I swallowed hard and murmured a thankyou. We gazed at each other, smiling happily as yet another aspect of our relationship reached a deeper, more intimate level.
"Landon...I've had this talk with you, many years ago. But I would like to bring it up again, especially now that you've chosen to enter this sacred commitment...to consecrate your life to Jamie..."
The dull sounds of the night were accompanied by the creaking of the old wooden back door. Crickets outside were chirping as the leaves they sat on rustled in the cold evening wind. I grasped my glass and took a sip of wine.
"...Have you thought about the wedding night?"
Woah, woah, woah! I swallowed hard again, but this time from panic. I gently put the glass down. Back visibly tense, I glanced sideways at Mom, only to find her staring intently at me, complete seriousness on her face. "wh-what?" was the only word that could find its way out of my mouth, as I gazed flabbergasted at her audacious question.
Undeterred, Mom plowed on. "Landon, I understand this is very sensitive and uhm… *cough* not something you'd really want to discuss with your mother, of all people. But it's especially important for Jamie's health, and especially her emotional health, that you make the wedding night special for her, and prioritise her."
"Jamie may be wise and mature beyond her years, dealing with a life-threatening disease, but in many other ways she is a perfectly ordinary eighteen-year-old girl. She will come into the marriage with certain fears and concerns about this new area of her sexuality will mean. And you, as the man of the household, need to help her explore this aspect of your relationship."
"I'm definitely not going to go into details or anything explicit...but be kind. Be loving. Be tender. Be patient, because being her first time it will probably be sore. (definitely not words I want to hear from you, thanks Mom..) Listen to her needs and put them before your own. Affirm her repeatedly. She may be worried and apprehensive, so put those fears to rest. Show her how beautiful she is, and show her how much you love her. Love is about giving, not about taking, and as a man and lover, you must know how to give."
"There are important things you should consider as well." Here, Mom stopped and awkwardly cleared her throat, searching for the right words to say, before bravely pressing on.

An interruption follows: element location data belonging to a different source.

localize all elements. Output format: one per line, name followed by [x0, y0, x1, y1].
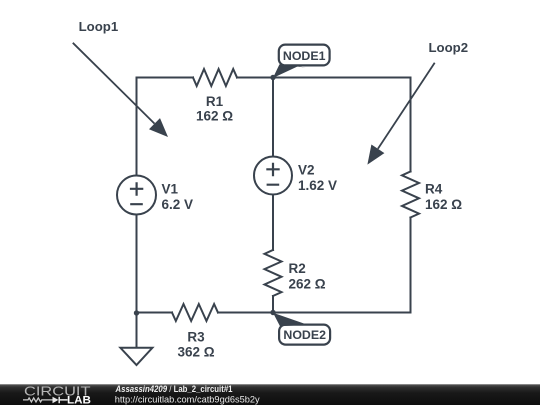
footer bar — [0, 384, 540, 405]
svg-text:R2: R2 — [289, 261, 306, 276]
svg-text:R3: R3 — [187, 330, 205, 345]
svg-text:162 Ω: 162 Ω — [196, 109, 233, 124]
label NODE2 — [273, 313, 330, 345]
svg-text:6.2 V: 6.2 V — [162, 197, 194, 212]
wire left branch lower — [136, 215, 138, 314]
svg-text:Loop2: Loop2 — [429, 40, 469, 55]
wire top-left horizontal — [137, 77, 193, 79]
wire middle branch upper — [272, 78, 274, 157]
value label R2 — [289, 261, 326, 292]
wire ground stub — [136, 313, 138, 348]
resistor R1 — [193, 69, 237, 86]
node junction dot NODE2 — [270, 310, 275, 315]
svg-text:Assassin4209 / Lab_2_circuit#1: Assassin4209 / Lab_2_circuit#1 — [115, 384, 233, 394]
svg-text:LAB: LAB — [67, 395, 91, 405]
wire middle branch mid — [272, 195, 274, 251]
logo diode — [53, 397, 59, 403]
label NODE1 — [273, 45, 330, 78]
svg-text:http://circuitlab.com/catb9gd6: http://circuitlab.com/catb9gd6s5b2y — [115, 395, 260, 405]
node junction dot ground — [134, 310, 139, 315]
svg-text:V1: V1 — [162, 181, 179, 196]
svg-text:162 Ω: 162 Ω — [425, 197, 462, 212]
wire bottom-left horizontal — [137, 312, 173, 314]
svg-text:362 Ω: 362 Ω — [177, 345, 214, 360]
loop annotation Loop2 — [367, 40, 468, 165]
svg-text:1.62 V: 1.62 V — [298, 178, 337, 193]
value label V1 — [162, 181, 194, 212]
wire right branch upper — [410, 78, 412, 172]
wire middle branch bottom — [272, 296, 274, 313]
wire right branch lower — [410, 218, 412, 313]
wire left branch upper — [136, 78, 138, 176]
logo wire and resistor squiggle — [23, 398, 52, 402]
svg-text:R4: R4 — [425, 182, 443, 197]
ground — [120, 348, 152, 365]
wire top-right horizontal — [237, 77, 411, 79]
value label R3 — [177, 330, 214, 360]
svg-text:NODE2: NODE2 — [283, 328, 326, 342]
voltage source V2 — [254, 157, 292, 195]
value label V2 — [298, 162, 337, 193]
wire bottom middle horizontal — [218, 312, 273, 314]
node junction dot NODE1 — [270, 75, 275, 80]
svg-text:R1: R1 — [206, 94, 224, 109]
wire bottom-right horizontal — [273, 312, 411, 314]
svg-text:Loop1: Loop1 — [79, 19, 119, 34]
value label R4 — [425, 182, 462, 213]
svg-text:V2: V2 — [298, 162, 315, 177]
svg-text:NODE1: NODE1 — [283, 49, 326, 63]
resistor R2 — [265, 250, 282, 296]
loop annotation Loop1 — [73, 19, 168, 137]
voltage source V1 — [117, 176, 156, 215]
svg-text:262 Ω: 262 Ω — [289, 277, 326, 292]
resistor R4 — [402, 172, 419, 218]
resistor R3 — [172, 304, 218, 321]
value label R1 — [196, 94, 233, 124]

"You need to take precautions...birth control for Jamie will be very difficult because of her current medical condition. An unexpected pregnancy will be difficult for both of you to contend with too."
To my credit, I took all this surprising advice from my mother with only a wide-eyed and a rather slack-jawed expression.
Mom is crazy to bring this up, but... what she's saying makes a lot of sense.
Slowly, I nodded, and then, perceiving she wanted a bigger response, nodded more vigorously.
"Okay…I'll talk to Dad about it."
The topic was dropped and nothing else that was awkward came up as we continued to casually converse, but I couldn't shake off Mom's words as I retired to bed.
you need to take precautions...birth control for Jamie will be very difficult because of her current medical condition. An unexpected pregnancy will be difficult for both of you to contend with too.
I resolved to drop by the hospital to talk to Dad the next day.